Her hot chocolate fudge pudding and tiramisu gateaux were two of the first desserts featured in Marks & Spencer’s mouthwatering TV food adverts. And her award-winning chocolate and sea-salted caramel bombe starred alongside Jamie Oliver in one of Sainsbury’s TV adverts.
While continuing to develop products for two major supermarkets, as well as for companies such as Harrods and Irish chocolatier Lily O’Brien’s, Charlotte opened Sugar Therapy two years ago.
It was only a matter of months before the Sunday Times Style magazine voted Sugar Therapy “top afternoon tea” after the Ritz and the Dorchester in London and The Daily Telegraph described it as a “must-visit” destination.
“It has been in the planning for ten years, it is what I always wanted to do,” says Charlotte. “We did the demographics. There is a real foodie culture here, people appreciate quality. And I offer things you can’t get anywhere else.”
As well as sweet treats, Charlotte offers a selection of fine champagnes.
“It’s a place people can come for a treat, in a relaxed environment,” she says. “We have hen parties and baby showers as well as regular customers. It’s mainly women, though, men tend to buy cakes to take away.”
Left to her own devices, Charlotte loves to deconstruct and then reconstruct modern English classics with her own distinctive, quirky style. And there is usually a twist.
Her take on apple crumble is a work of art, made to look like a 3D Pink Lady apple, with crumble on the bottom and apple mousse on the top. Her lemon meringue has a warm liquid lemon bottom with crunchy meringue ice-cream.
“I just love the buzz and excitement of creating something new,” she says. “The quirkiness appeals to people’s curiosity. They want a familiar flavour but they also want a bit of drama, a touch of theatre.”
Charlotte’s unique wedding cakes – “people come to me when they want something different” – can cost up to £900, but are much in demand. Some of them are hand-painted, featuring ornate cherubs and rosebuds. More outlandish creations include a five-foot, four-tier Las Vegas showgirl cake, complete with ostrich feathers and dripping with Swarovski crystals.
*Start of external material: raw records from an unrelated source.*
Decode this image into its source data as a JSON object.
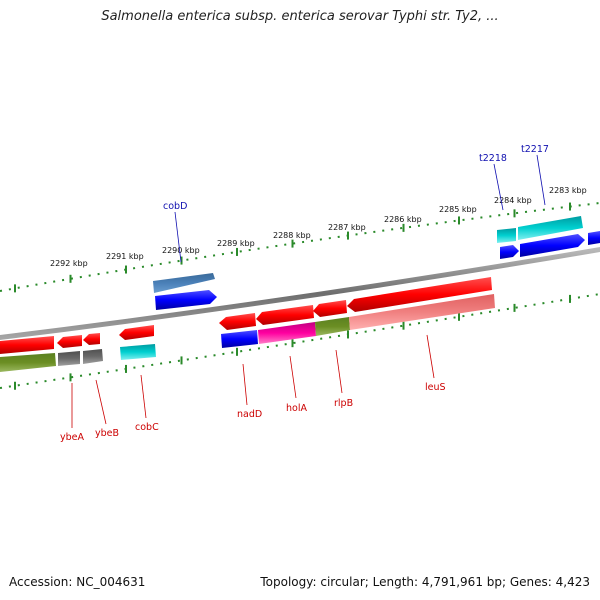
{
  "title": "Salmonella enterica subsp. enterica serovar Typhi str. Ty2, ...",
  "footer": {
    "accession": "Accession: NC_004631",
    "topology": "Topology: circular; Length: 4,791,961 bp; Genes: 4,423"
  },
  "colors": {
    "backbone": "#808080",
    "tick": "#2a8a2a",
    "label_red": "#cc0000",
    "label_blue": "#1010b0"
  },
  "scale": {
    "kbp_labels": [
      "2292 kbp",
      "2291 kbp",
      "2290 kbp",
      "2289 kbp",
      "2288 kbp",
      "2287 kbp",
      "2286 kbp",
      "2285 kbp",
      "2284 kbp",
      "2283 kbp"
    ]
  },
  "gene_labels": [
    {
      "id": "ybeA",
      "text": "ybeA",
      "color": "#cc0000"
    },
    {
      "id": "ybeB",
      "text": "ybeB",
      "color": "#cc0000"
    },
    {
      "id": "cobC",
      "text": "cobC",
      "color": "#cc0000"
    },
    {
      "id": "nadD",
      "text": "nadD",
      "color": "#cc0000"
    },
    {
      "id": "holA",
      "text": "holA",
      "color": "#cc0000"
    },
    {
      "id": "rlpB",
      "text": "rlpB",
      "color": "#cc0000"
    },
    {
      "id": "leuS",
      "text": "leuS",
      "color": "#cc0000"
    },
    {
      "id": "cobD",
      "text": "cobD",
      "color": "#1010b0"
    },
    {
      "id": "t2218",
      "text": "t2218",
      "color": "#1010b0"
    },
    {
      "id": "t2217",
      "text": "t2217",
      "color": "#1010b0"
    }
  ]
}
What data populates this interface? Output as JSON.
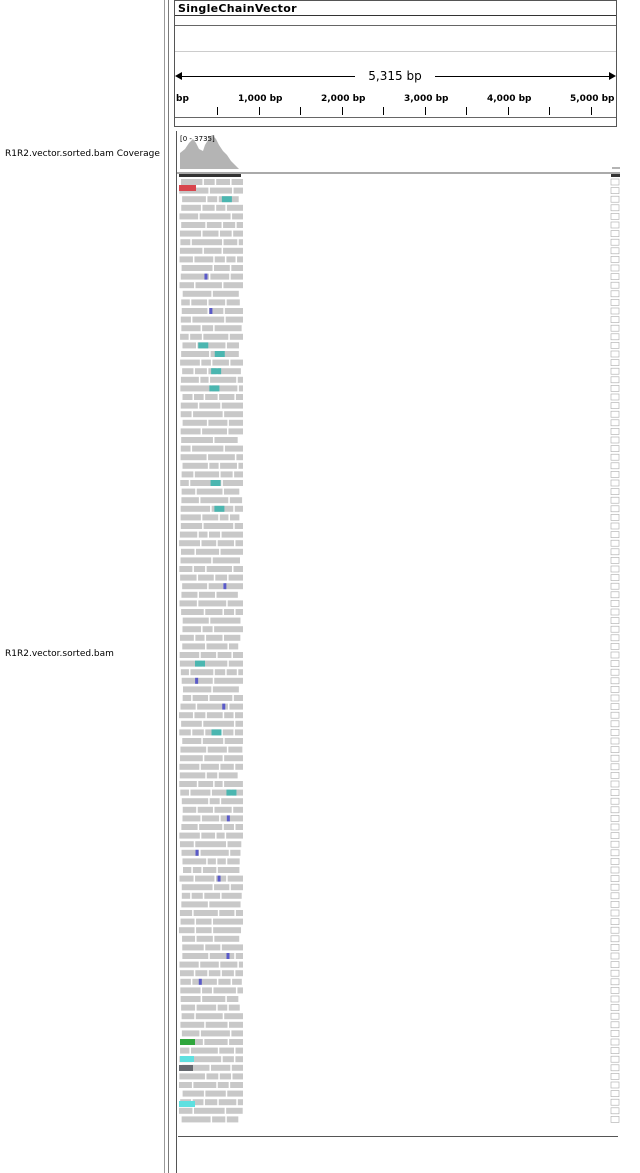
{
  "ruler": {
    "genome_name": "SingleChainVector",
    "span_label": "5,315 bp",
    "tick_labels": [
      "bp",
      "1,000 bp",
      "2,000 bp",
      "3,000 bp",
      "4,000 bp",
      "5,000 bp"
    ]
  },
  "tracks": {
    "coverage_name": "R1R2.vector.sorted.bam Coverage",
    "coverage_range": "[0 - 3735]",
    "alignment_name": "R1R2.vector.sorted.bam"
  },
  "colors": {
    "read_gray": "#c8c8c8",
    "coverage_gray": "#b4b4b4",
    "teal": "#4bb6b0",
    "blue": "#5a5ac8",
    "red": "#d8454d",
    "green": "#2fa63c",
    "dark": "#666a70",
    "cyan": "#5ee0e0"
  }
}
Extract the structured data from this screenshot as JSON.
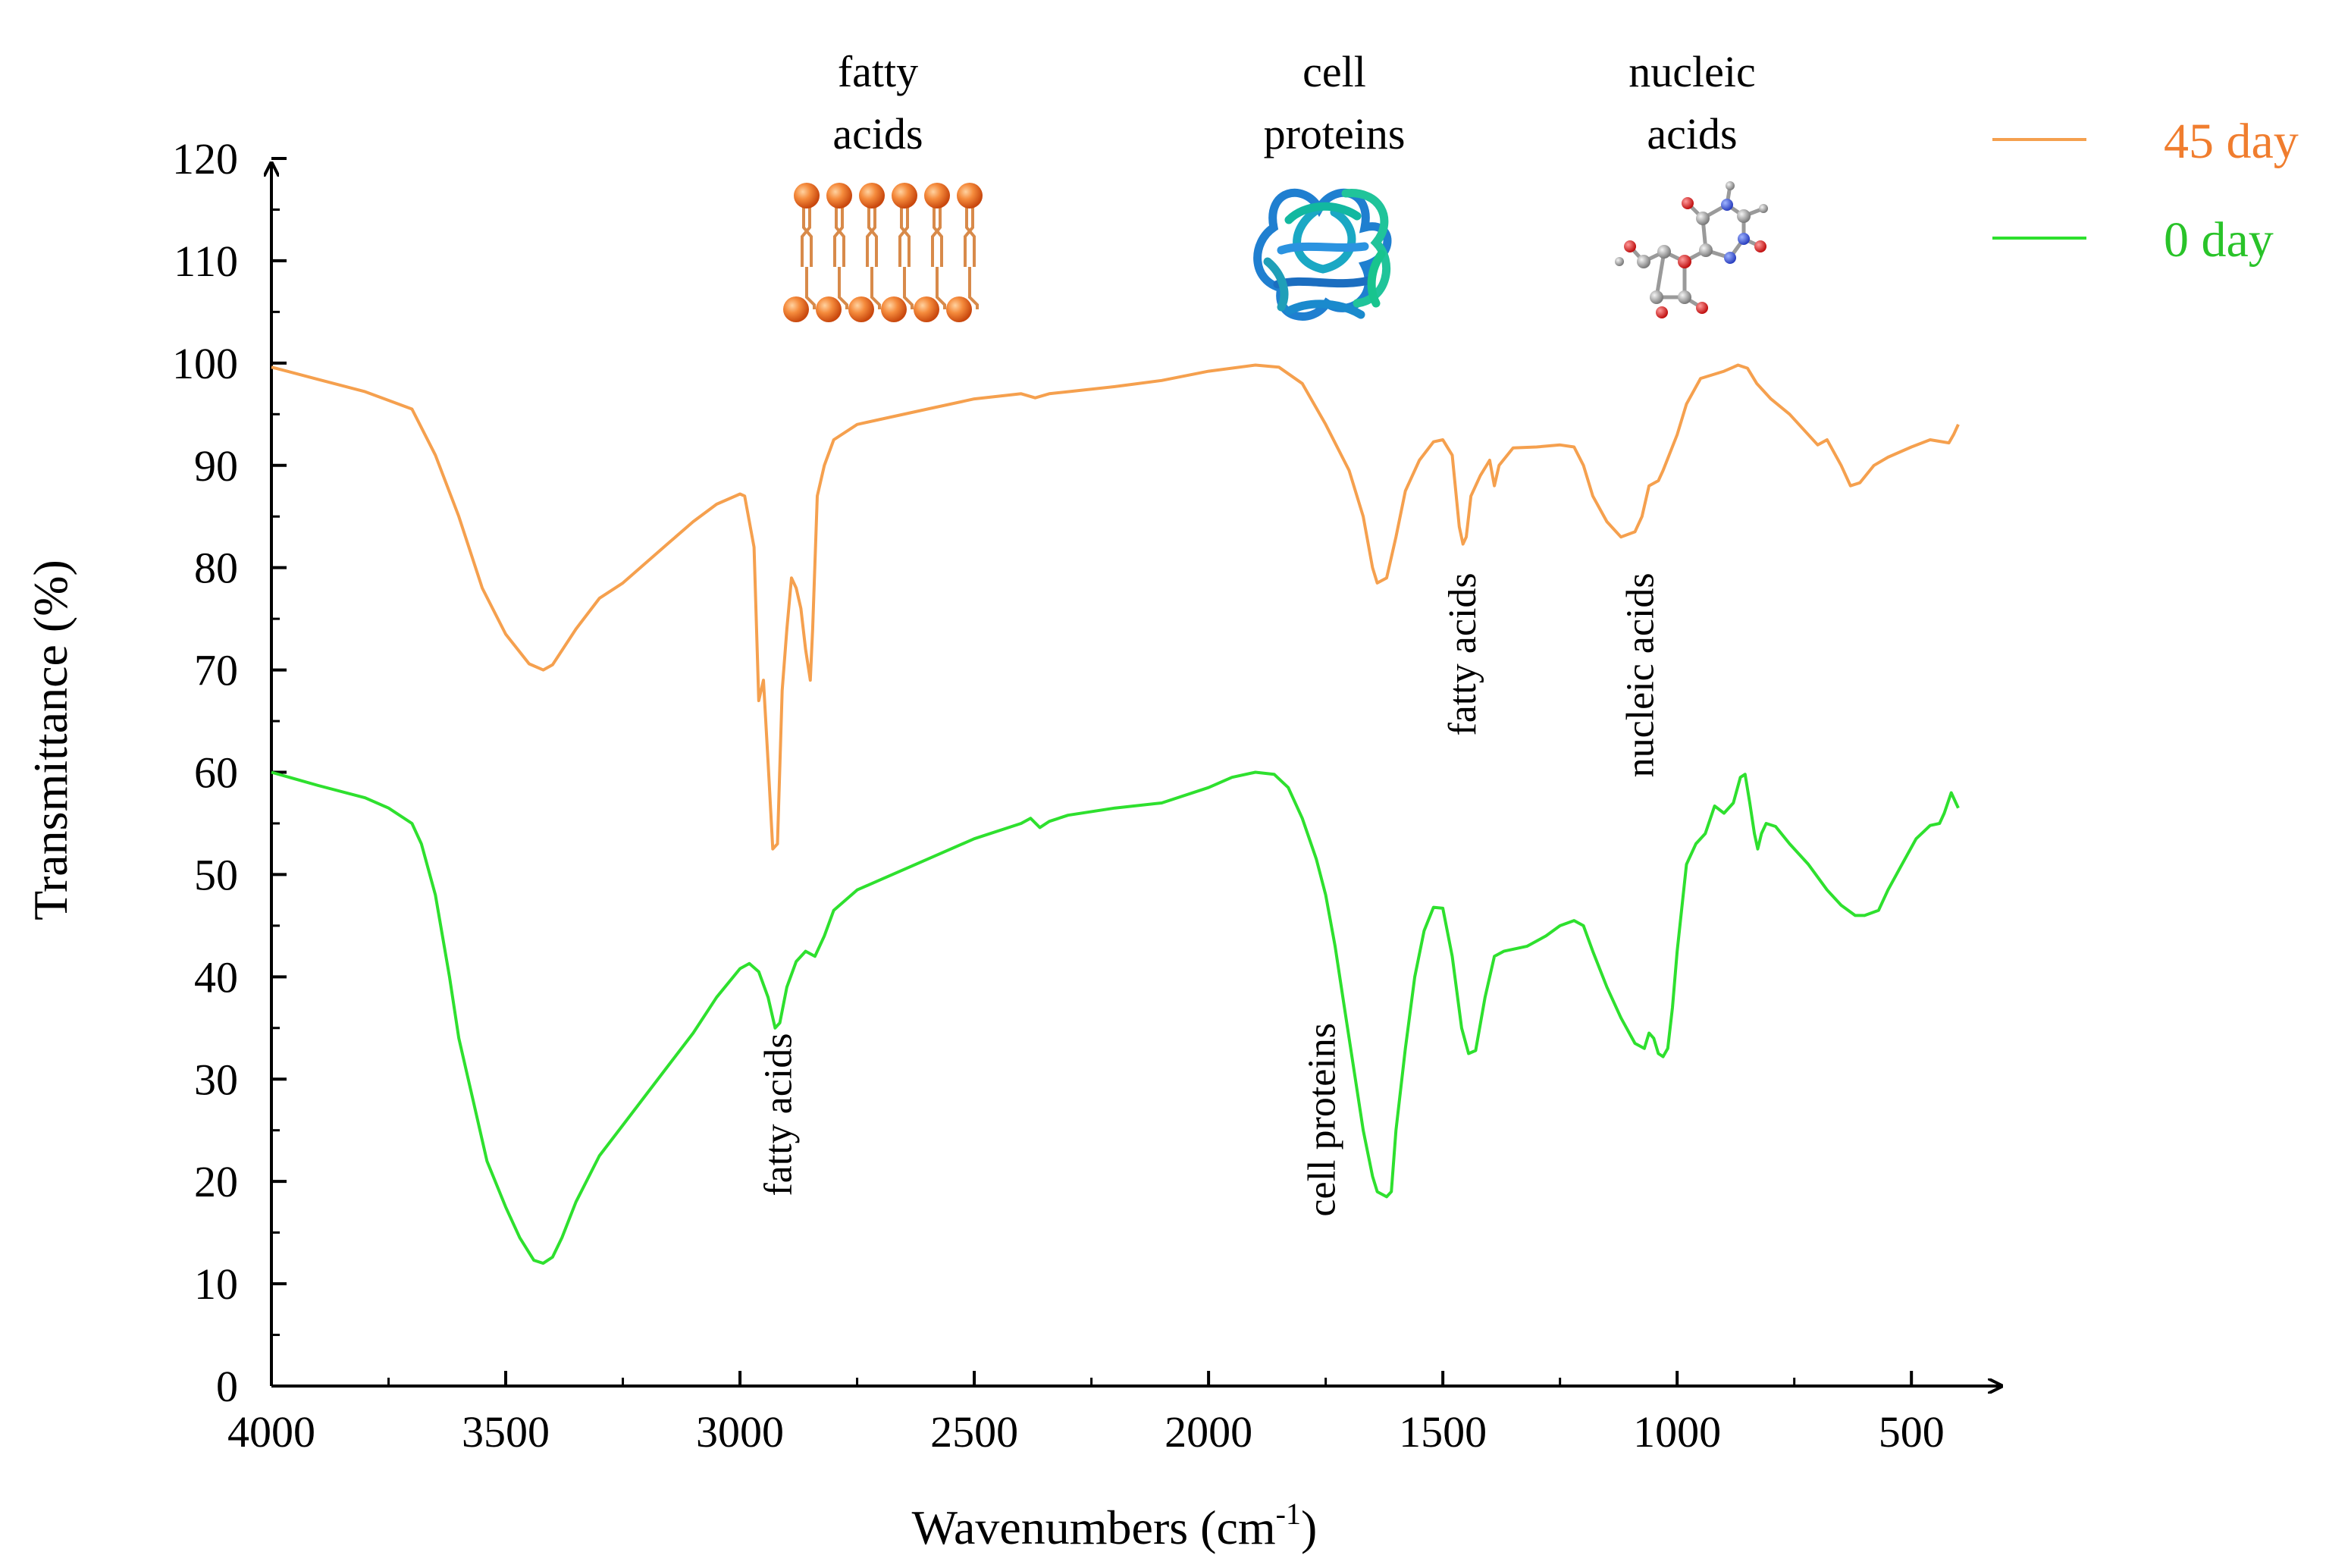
{
  "chart_data": {
    "type": "line",
    "title": "",
    "xlabel": "Wavenumbers (cm",
    "xlabel_sup": "-1",
    "xlabel_close": ")",
    "ylabel": "Transmittance (%)",
    "xlim": [
      4000,
      400
    ],
    "ylim": [
      0,
      120
    ],
    "x_ticks": [
      4000,
      3500,
      3000,
      2500,
      2000,
      1500,
      1000,
      500
    ],
    "y_ticks": [
      0,
      10,
      20,
      30,
      40,
      50,
      60,
      70,
      80,
      90,
      100,
      110,
      120
    ],
    "legend_position": "top-right",
    "series": [
      {
        "name": "45 day",
        "color": "#f5a04e",
        "label_color": "#f07d2e",
        "points": [
          [
            4000,
            99.6
          ],
          [
            3900,
            98.4
          ],
          [
            3800,
            97.2
          ],
          [
            3700,
            95.5
          ],
          [
            3650,
            91
          ],
          [
            3600,
            85
          ],
          [
            3550,
            78
          ],
          [
            3500,
            73.5
          ],
          [
            3450,
            70.6
          ],
          [
            3420,
            70
          ],
          [
            3400,
            70.5
          ],
          [
            3350,
            74
          ],
          [
            3300,
            77
          ],
          [
            3250,
            78.5
          ],
          [
            3200,
            80.5
          ],
          [
            3150,
            82.5
          ],
          [
            3100,
            84.5
          ],
          [
            3050,
            86.2
          ],
          [
            3000,
            87.2
          ],
          [
            2990,
            87
          ],
          [
            2970,
            82
          ],
          [
            2960,
            67
          ],
          [
            2950,
            69
          ],
          [
            2940,
            61
          ],
          [
            2930,
            52.5
          ],
          [
            2920,
            53
          ],
          [
            2910,
            68
          ],
          [
            2900,
            74
          ],
          [
            2890,
            79
          ],
          [
            2880,
            78
          ],
          [
            2870,
            76
          ],
          [
            2860,
            72
          ],
          [
            2850,
            69
          ],
          [
            2845,
            74
          ],
          [
            2835,
            87
          ],
          [
            2820,
            90
          ],
          [
            2800,
            92.5
          ],
          [
            2750,
            94
          ],
          [
            2700,
            94.5
          ],
          [
            2600,
            95.5
          ],
          [
            2500,
            96.5
          ],
          [
            2400,
            97
          ],
          [
            2370,
            96.6
          ],
          [
            2340,
            97
          ],
          [
            2300,
            97.2
          ],
          [
            2200,
            97.7
          ],
          [
            2100,
            98.3
          ],
          [
            2000,
            99.2
          ],
          [
            1900,
            99.8
          ],
          [
            1850,
            99.6
          ],
          [
            1800,
            98
          ],
          [
            1750,
            94
          ],
          [
            1700,
            89.5
          ],
          [
            1670,
            85
          ],
          [
            1650,
            80
          ],
          [
            1640,
            78.5
          ],
          [
            1620,
            79
          ],
          [
            1600,
            83
          ],
          [
            1580,
            87.5
          ],
          [
            1550,
            90.5
          ],
          [
            1520,
            92.3
          ],
          [
            1500,
            92.5
          ],
          [
            1480,
            91
          ],
          [
            1465,
            84
          ],
          [
            1457,
            82.3
          ],
          [
            1450,
            83
          ],
          [
            1440,
            87
          ],
          [
            1420,
            89
          ],
          [
            1400,
            90.5
          ],
          [
            1390,
            88
          ],
          [
            1380,
            90
          ],
          [
            1350,
            91.7
          ],
          [
            1300,
            91.8
          ],
          [
            1250,
            92
          ],
          [
            1220,
            91.8
          ],
          [
            1200,
            90
          ],
          [
            1180,
            87
          ],
          [
            1150,
            84.5
          ],
          [
            1120,
            83
          ],
          [
            1090,
            83.5
          ],
          [
            1075,
            85
          ],
          [
            1060,
            88
          ],
          [
            1040,
            88.5
          ],
          [
            1030,
            89.5
          ],
          [
            1000,
            93
          ],
          [
            980,
            96
          ],
          [
            950,
            98.5
          ],
          [
            900,
            99.2
          ],
          [
            870,
            99.8
          ],
          [
            850,
            99.5
          ],
          [
            830,
            98
          ],
          [
            800,
            96.5
          ],
          [
            760,
            95
          ],
          [
            720,
            93
          ],
          [
            700,
            92
          ],
          [
            680,
            92.5
          ],
          [
            650,
            90
          ],
          [
            630,
            88
          ],
          [
            610,
            88.3
          ],
          [
            580,
            90
          ],
          [
            550,
            90.8
          ],
          [
            500,
            91.8
          ],
          [
            460,
            92.5
          ],
          [
            420,
            92.2
          ],
          [
            410,
            93
          ],
          [
            400,
            94
          ]
        ]
      },
      {
        "name": "0 day",
        "color": "#2ee02e",
        "label_color": "#29c329",
        "points": [
          [
            4000,
            60
          ],
          [
            3900,
            58.7
          ],
          [
            3800,
            57.5
          ],
          [
            3750,
            56.5
          ],
          [
            3700,
            55
          ],
          [
            3680,
            53
          ],
          [
            3650,
            48
          ],
          [
            3620,
            40
          ],
          [
            3600,
            34
          ],
          [
            3570,
            28
          ],
          [
            3540,
            22
          ],
          [
            3500,
            17.5
          ],
          [
            3470,
            14.5
          ],
          [
            3440,
            12.3
          ],
          [
            3420,
            12
          ],
          [
            3400,
            12.6
          ],
          [
            3380,
            14.5
          ],
          [
            3350,
            18
          ],
          [
            3300,
            22.5
          ],
          [
            3250,
            25.5
          ],
          [
            3200,
            28.5
          ],
          [
            3150,
            31.5
          ],
          [
            3100,
            34.5
          ],
          [
            3050,
            38
          ],
          [
            3000,
            40.8
          ],
          [
            2980,
            41.3
          ],
          [
            2960,
            40.5
          ],
          [
            2940,
            38
          ],
          [
            2925,
            35
          ],
          [
            2915,
            35.5
          ],
          [
            2900,
            39
          ],
          [
            2880,
            41.5
          ],
          [
            2860,
            42.5
          ],
          [
            2840,
            42
          ],
          [
            2820,
            44
          ],
          [
            2800,
            46.5
          ],
          [
            2750,
            48.5
          ],
          [
            2700,
            49.5
          ],
          [
            2600,
            51.5
          ],
          [
            2500,
            53.5
          ],
          [
            2400,
            55
          ],
          [
            2380,
            55.5
          ],
          [
            2360,
            54.6
          ],
          [
            2340,
            55.2
          ],
          [
            2300,
            55.8
          ],
          [
            2200,
            56.5
          ],
          [
            2100,
            57
          ],
          [
            2000,
            58.5
          ],
          [
            1950,
            59.5
          ],
          [
            1900,
            60
          ],
          [
            1860,
            59.8
          ],
          [
            1830,
            58.5
          ],
          [
            1800,
            55.5
          ],
          [
            1770,
            51.5
          ],
          [
            1750,
            48
          ],
          [
            1730,
            43
          ],
          [
            1710,
            37
          ],
          [
            1690,
            31
          ],
          [
            1670,
            25
          ],
          [
            1650,
            20.5
          ],
          [
            1640,
            19
          ],
          [
            1620,
            18.5
          ],
          [
            1610,
            19
          ],
          [
            1600,
            25
          ],
          [
            1580,
            33
          ],
          [
            1560,
            40
          ],
          [
            1540,
            44.5
          ],
          [
            1520,
            46.8
          ],
          [
            1500,
            46.7
          ],
          [
            1480,
            42
          ],
          [
            1460,
            35
          ],
          [
            1445,
            32.5
          ],
          [
            1430,
            32.8
          ],
          [
            1410,
            38
          ],
          [
            1390,
            42
          ],
          [
            1370,
            42.5
          ],
          [
            1320,
            43
          ],
          [
            1280,
            44
          ],
          [
            1250,
            45
          ],
          [
            1220,
            45.5
          ],
          [
            1200,
            45
          ],
          [
            1180,
            42.5
          ],
          [
            1150,
            39
          ],
          [
            1120,
            36
          ],
          [
            1090,
            33.5
          ],
          [
            1070,
            33
          ],
          [
            1060,
            34.5
          ],
          [
            1050,
            34
          ],
          [
            1040,
            32.5
          ],
          [
            1030,
            32.2
          ],
          [
            1020,
            33
          ],
          [
            1010,
            37
          ],
          [
            1000,
            42.5
          ],
          [
            980,
            51
          ],
          [
            960,
            53
          ],
          [
            940,
            54
          ],
          [
            920,
            56.7
          ],
          [
            900,
            56
          ],
          [
            880,
            57
          ],
          [
            865,
            59.5
          ],
          [
            855,
            59.8
          ],
          [
            845,
            57
          ],
          [
            835,
            54
          ],
          [
            828,
            52.5
          ],
          [
            820,
            54
          ],
          [
            810,
            55
          ],
          [
            790,
            54.7
          ],
          [
            760,
            53
          ],
          [
            720,
            51
          ],
          [
            680,
            48.5
          ],
          [
            650,
            47
          ],
          [
            620,
            46
          ],
          [
            600,
            46
          ],
          [
            570,
            46.5
          ],
          [
            550,
            48.5
          ],
          [
            520,
            51
          ],
          [
            490,
            53.5
          ],
          [
            460,
            54.8
          ],
          [
            440,
            55
          ],
          [
            430,
            56
          ],
          [
            415,
            58
          ],
          [
            405,
            57
          ],
          [
            400,
            56.5
          ]
        ]
      }
    ],
    "peak_annotations": [
      {
        "text": "fatty acids",
        "x": 2920,
        "y": 34.5,
        "series": "0 day"
      },
      {
        "text": "cell proteins",
        "x": 1760,
        "y": 35.5,
        "series": "0 day"
      },
      {
        "text": "fatty acids",
        "x": 1460,
        "y": 79.5,
        "series": "45 day"
      },
      {
        "text": "nucleic acids",
        "x": 1080,
        "y": 79.5,
        "series": "45 day"
      }
    ],
    "group_labels": [
      {
        "lines": [
          "fatty",
          "acids"
        ],
        "x": 2720,
        "icon": "lipid-bilayer-icon"
      },
      {
        "lines": [
          "cell",
          "proteins"
        ],
        "x": 1730,
        "icon": "protein-icon"
      },
      {
        "lines": [
          "nucleic",
          "acids"
        ],
        "x": 1010,
        "icon": "nucleic-acid-molecule-icon"
      }
    ]
  }
}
But Charlotte’s cakes don’t just look good, they taste delicious too. With their mix of textures and balanced, complementary flavours, none of them is sickly sweet. She sources the best chocolate from a long-standing contact, a Tanzanian grower called Hector, who puts the unique flavour down to the quality of tamarind trees in the area.
Charlotte believes in using natural, quality ingredients, buying as much as she can from local farms and organic greengrocers. “I started to experiment on my own when I was about 13 and used to drive my parents mad, making them invite people round for dinner so I could cook them three-course meals.”
Aged just 16, she was thrust into the deep end at a five-star hotel in Devon while on work experience from catering college when the pastry chef walked out.
“The head chef left me with some books and told me to come up with five different things for the sweet trolley.”
She realised she had cracked it when her desserts ended up being more popular than the head chef’s.
Charlotte went on to work in the Garrick Club in London and also with the then up-and-coming young Michelin-starred chef Gary Rhodes.
“He was excellent to work for, just starting to become famous and very nurturing to younger members of staff.”
Full of energy and ideas, Charlotte has been up, as she is most days, baking since 6am.
She usually finishes around 7pm, but will sometimes still be in the kitchen until 3am if she has a special order.
Luckily, husband Kevin, a planning manager for Morrison’s supermarket, is happy to help out with the washing-up.
Her next big plan is to open in the evenings, as a dessert-only restaurant, inspired by Espai Sucre, a restaurant she loves in Barcelona.
“There is a trend for restaurants doing five courses of special desserts. It’s small portions, a real treat, very popular in Europe.”
It sounds like Heaven...
•Charlotte runs masterclasses in French patisserie and group cupcake decorating classes.